P.S. since it is related, I noticed on the way home, overhead traffic signs, the ones that span multiple lanes (curb to median say)...well, there are two types, one type is more or less a box, the other is triangular in basic shape but with cross bracing on some diagonal going through the center of the triangular section shape...of interest because, I suspect, the triangular is a stronger shape (?), now the mast of a crane...

06-05-2012, 02:15 PM
OK, so it's a welding table / similar?

A pic would make it a lot easier - or even a Crap-o-CAD sketch on a beermat?

Triangulation's the way to go - diagonal brace (or two) on each face (top, two sides and back, assuming you want to get your legs under it from the front) - this'll make the individual faces stay square, at least.
To stop it "hinging" on the corners, you'd need to tie the remaining loose corners together - maybe a piece of flat across the floor at the front would do that? You could add some gussets at the corners, too - they can be triangles with lightening holes in the middle, or just pieces of flat to form a triangle at the top corners of the open side?

Dave H. (the other one)

06-05-2012, 02:46 PM
Tubular cross members, say 2"x 2" thin wall square tubes would add a considerable amount of torsional stiffness. But maybe it's too late to do that.

Dave Cameron

06-05-2012, 03:02 PM
Another way to stiffen the structure would be to box in part of it. For example, weld a thin plate, top and bottom, covering the area bounded by the side members and two adjacent cross members. Two or three of these boxes, evenly spaced along the length should make a big difference. The plates don't have to be very thick, but without knowing the dimensions of the structure, it's not possible to make a useful suggestion.

Dave Cameron

06-05-2012, 03:30 PM
Tubes/boxing is the way to go as the previous posters suggested. Tubes have about 20 times the torsional stiffness of open members of the same weight.

Mtw fdu
06-05-2012, 04:01 PM
If this is being welded on a metal table or something flat, I would recommend tacking it to the bench itself. Only if it is a metal 1. That will help in some respect.

Mtw fdu.

06-05-2012, 06:10 PM
If the parts are connected with a weld you only need to square and brace one area.X bracing will suffice in one corner.If these parts are not connected then x brace each one.

06-06-2012, 08:07 AM
The X-bracing will prevent racking but won't do much for resistance to twisting.

Dave Cameron

06-12-2012, 04:38 PM
As follow up...welding in the end perimeter pieces helped some but putting in "X" bracing in the middle and outer two sections (there were 5 roughly even sections) did quite a bit to help both stiffness in general but also greatly reduced the twisting action possible.

Of course after the fact I went through part of a Blodgett book I had not yet read, "How to Design Flat Tables", "How to Brace or Stiffen a Member" and "How to Design Steel Frames" and realized my "brilliant" design is very basic and not a very good choice given all the other options.

06-12-2012, 10:50 PM
Blodgett is the best.
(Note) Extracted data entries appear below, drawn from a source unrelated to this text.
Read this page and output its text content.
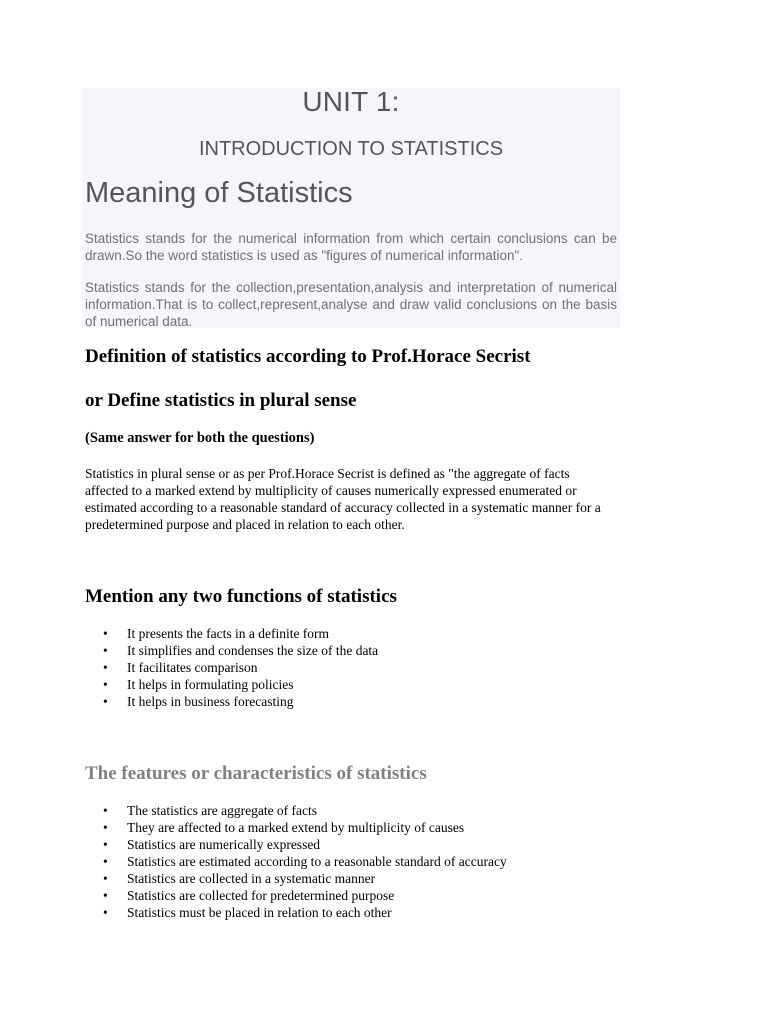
UNIT 1:
INTRODUCTION TO STATISTICS
Meaning of Statistics

Statistics stands for the numerical information from which certain conclusions can be drawn.So the word statistics is used as "figures of numerical information".

Statistics stands for the collection,presentation,analysis and interpretation of numerical information.That is to collect,represent,analyse and draw valid conclusions on the basis of numerical data.

Definition of statistics according to Prof.Horace Secrist
or Define statistics in plural sense

(Same answer for both the questions)

Statistics in plural sense or as per Prof.Horace Secrist is defined as "the aggregate of facts affected to a marked extend by multiplicity of causes numerically expressed enumerated or estimated according to a reasonable standard of accuracy collected in a systematic manner for a predetermined purpose and placed in relation to each other.

Mention any two functions of statistics
• It presents the facts in a definite form
• It simplifies and condenses the size of the data
• It facilitates comparison
• It helps in formulating policies
• It helps in business forecasting
The features or characteristics of statistics
• The statistics are aggregate of facts
• They are affected to a marked extend by multiplicity of causes
• Statistics are numerically expressed
• Statistics are estimated according to a reasonable standard of accuracy
• Statistics are collected in a systematic manner
• Statistics are collected for predetermined purpose
• Statistics must be placed in relation to each other
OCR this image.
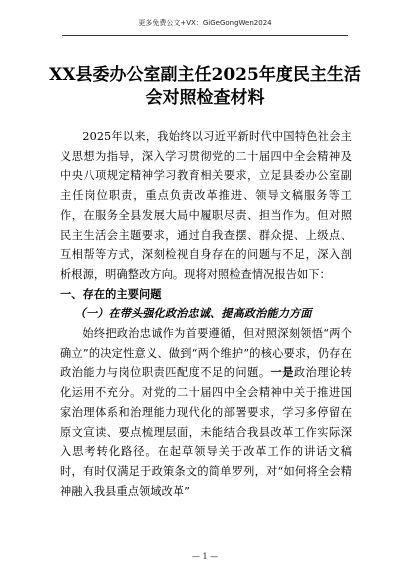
更多免费公文+VX：GiGeGongWen2024
XX县委办公室副主任2025年度民主生活
会对照检查材料

2025年以来，我始终以习近平新时代中国特色社会主义思想为指导，深入学习贯彻党的二十届四中全会精神及中央八项规定精神学习教育相关要求，立足县委办公室副主任岗位职责，重点负责改革推进、领导文稿服务等工作，在服务全县发展大局中履职尽责、担当作为。但对照民主生活会主题要求，通过自我查摆、群众提、上级点、互相帮等方式，深刻检视自身存在的问题与不足，深入剖析根源，明确整改方向。现将对照检查情况报告如下：

一、存在的主要问题

（一）在带头强化政治忠诚、提高政治能力方面

始终把政治忠诚作为首要遵循，但对照深刻领悟“两个确立”的决定性意义、做到“两个维护”的核心要求，仍存在政治能力与岗位职责匹配度不足的问题。一是政治理论转化运用不充分。对党的二十届四中全会精神中关于推进国家治理体系和治理能力现代化的部署要求，学习多停留在原文宣读、要点梳理层面，未能结合我县改革工作实际深入思考转化路径。在起草领导关于改革工作的讲话文稿时，有时仅满足于政策条文的简单罗列，对“如何将全会精神融入我县重点领域改革”

— 1 —
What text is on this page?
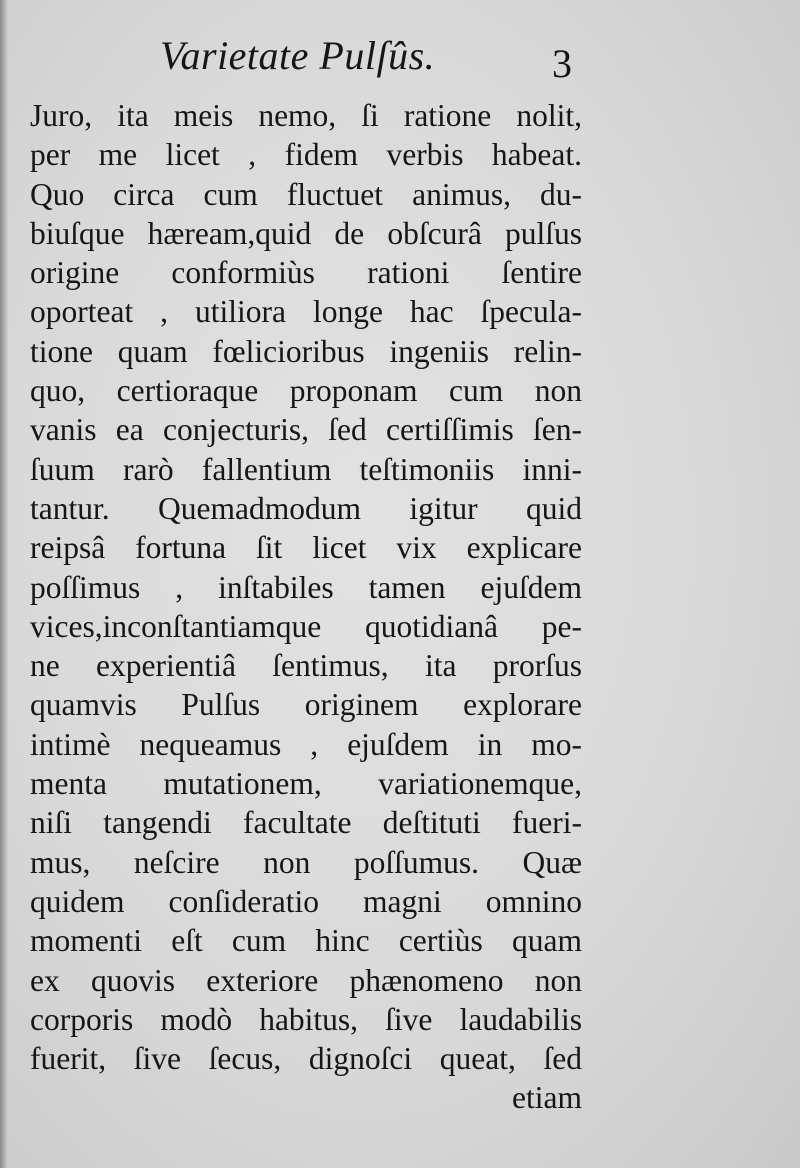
Varietate Pulſûs.	3
Juro, ita meis nemo, ſi ratione nolit,
per me licet , fidem verbis habeat.
Quo circa cum fluctuet animus, du-
biuſque hæream,quid de obſcurâ pulſus
origine conformiùs rationi ſentire
oporteat , utiliora longe hac ſpecula-
tione quam fœlicioribus ingeniis relin-
quo, certioraque proponam cum non
vanis ea conjecturis, ſed certiſſimis ſen-
ſuum rarò fallentium teſtimoniis inni-
tantur. Quemadmodum igitur quid
reipsâ fortuna ſit licet vix explicare
poſſimus , inſtabiles tamen ejuſdem
vices,inconſtantiamque quotidianâ pe-
ne experientiâ ſentimus, ita prorſus
quamvis Pulſus originem explorare
intimè nequeamus , ejuſdem in mo-
menta mutationem, variationemque,
niſi tangendi facultate deſtituti fueri-
mus, neſcire non poſſumus. Quæ
quidem conſideratio magni omnino
momenti eſt cum hinc certiùs quam
ex quovis exteriore phænomeno non
corporis modò habitus, ſive laudabilis
fuerit, ſive ſecus, dignoſci queat, ſed
etiam
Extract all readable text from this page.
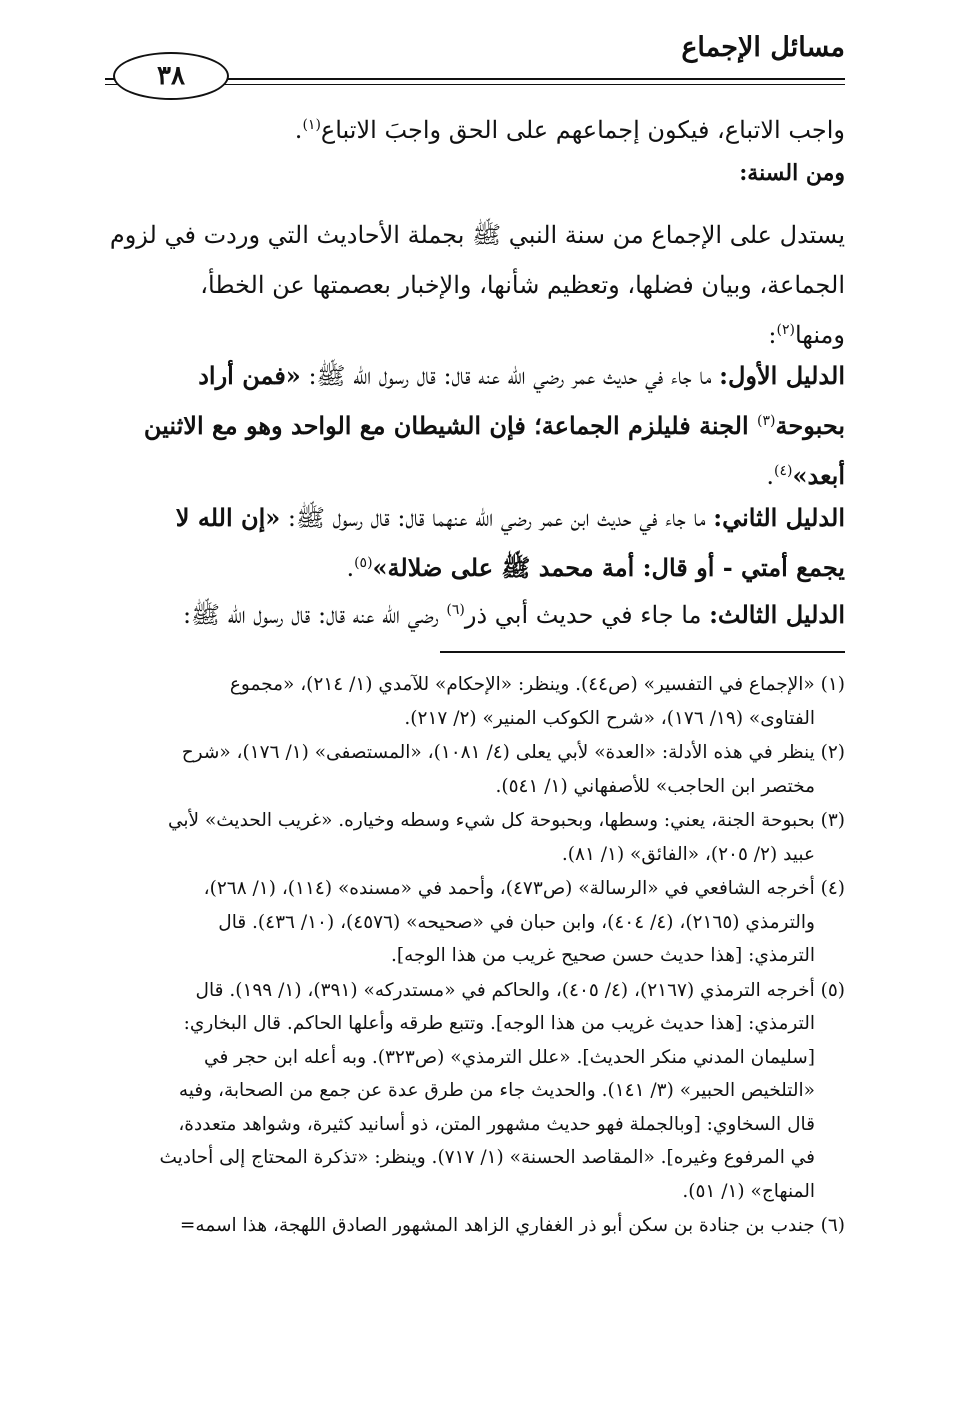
مسائل الإجماع
٣٨

واجب الاتباع، فيكون إجماعهم على الحق واجبَ الاتباع$^{(١)}$.

ومن السنة:

يستدل على الإجماع من سنة النبي ﷺ بجملة الأحاديث التي وردت في لزوم
الجماعة، وبيان فضلها، وتعظيم شأنها، والإخبار بعصمتها عن الخطأ،
ومنها$^{(٢)}$:

الدليل الأول: ما جاء في حديث عمر رضي الله عنه قال: قال رسول الله ﷺ: «فمن أراد
بحبوحة$^{(٣)}$ الجنة فليلزم الجماعة؛ فإن الشيطان مع الواحد وهو مع الاثنين
أبعد»$^{(٤)}$.

الدليل الثاني: ما جاء في حديث ابن عمر رضي الله عنهما قال: قال رسول ﷺ: «إن الله لا
يجمع أمتي - أو قال: أمة محمد ﷺ على ضلالة»$^{(٥)}$.

الدليل الثالث: ما جاء في حديث أبي ذر$^{(٦)}$ رضي الله عنه قال: قال رسول الله ﷺ:

(١) «الإجماع في التفسير» (ص٤٤). وينظر: «الإحكام» للآمدي (١/ ٢١٤)، «مجموع
الفتاوى» (١٩/ ١٧٦)، «شرح الكوكب المنير» (٢/ ٢١٧).
(٢) ينظر في هذه الأدلة: «العدة» لأبي يعلى (٤/ ١٠٨١)، «المستصفى» (١/ ١٧٦)، «شرح
مختصر ابن الحاجب» للأصفهاني (١/ ٥٤١).
(٣) بحبوحة الجنة، يعني: وسطها، وبحبوحة كل شيء وسطه وخياره. «غريب الحديث» لأبي
عبيد (٢/ ٢٠٥)، «الفائق» (١/ ٨١).
(٤) أخرجه الشافعي في «الرسالة» (ص٤٧٣)، وأحمد في «مسنده» (١١٤)، (١/ ٢٦٨)،
والترمذي (٢١٦٥)، (٤/ ٤٠٤)، وابن حبان في «صحيحه» (٤٥٧٦)، (١٠/ ٤٣٦). قال
الترمذي: [هذا حديث حسن صحيح غريب من هذا الوجه].
(٥) أخرجه الترمذي (٢١٦٧)، (٤/ ٤٠٥)، والحاكم في «مستدركه» (٣٩١)، (١/ ١٩٩). قال
الترمذي: [هذا حديث غريب من هذا الوجه]. وتتبع طرقه وأعلها الحاكم. قال البخاري:
[سليمان المدني منكر الحديث]. «علل الترمذي» (ص٣٢٣). وبه أعله ابن حجر في
«التلخيص الحبير» (٣/ ١٤١). والحديث جاء من طرق عدة عن جمع من الصحابة، وفيه
قال السخاوي: [وبالجملة فهو حديث مشهور المتن، ذو أسانيد كثيرة، وشواهد متعددة،
في المرفوع وغيره]. «المقاصد الحسنة» (١/ ٧١٧). وينظر: «تذكرة المحتاج إلى أحاديث
المنهاج» (١/ ٥١).
(٦) جندب بن جنادة بن سكن أبو ذر الغفاري الزاهد المشهور الصادق اللهجة، هذا اسمه=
Most practical author in the field.

06-13-2012, 06:15 PM
Cameron and Jep have it. You need to incorporate some tubing in the structure.

Tube is strong in twisting. Angle is not. The tubing can be circular or rectangular, the latter possibly fitting in with your design better. I hope it goes without saying that you need to attach your existing structure to the ends of the tubing all round the end of the tubing. You can't just weld one side of the tubing to your structure.

If your structure is long and narrow, you'll get some increase in torsional rigidity by putting a couple of short pieces of tubing crossways. The tubing doesn't have to be lengthways. Look at what happens when your structure twists. The end parts turn relative to each other, but the sides do too, although to a smaller degree. It's that smaller degree that means crossways tubes contribute less than lengthways reinforcements, but are still useful.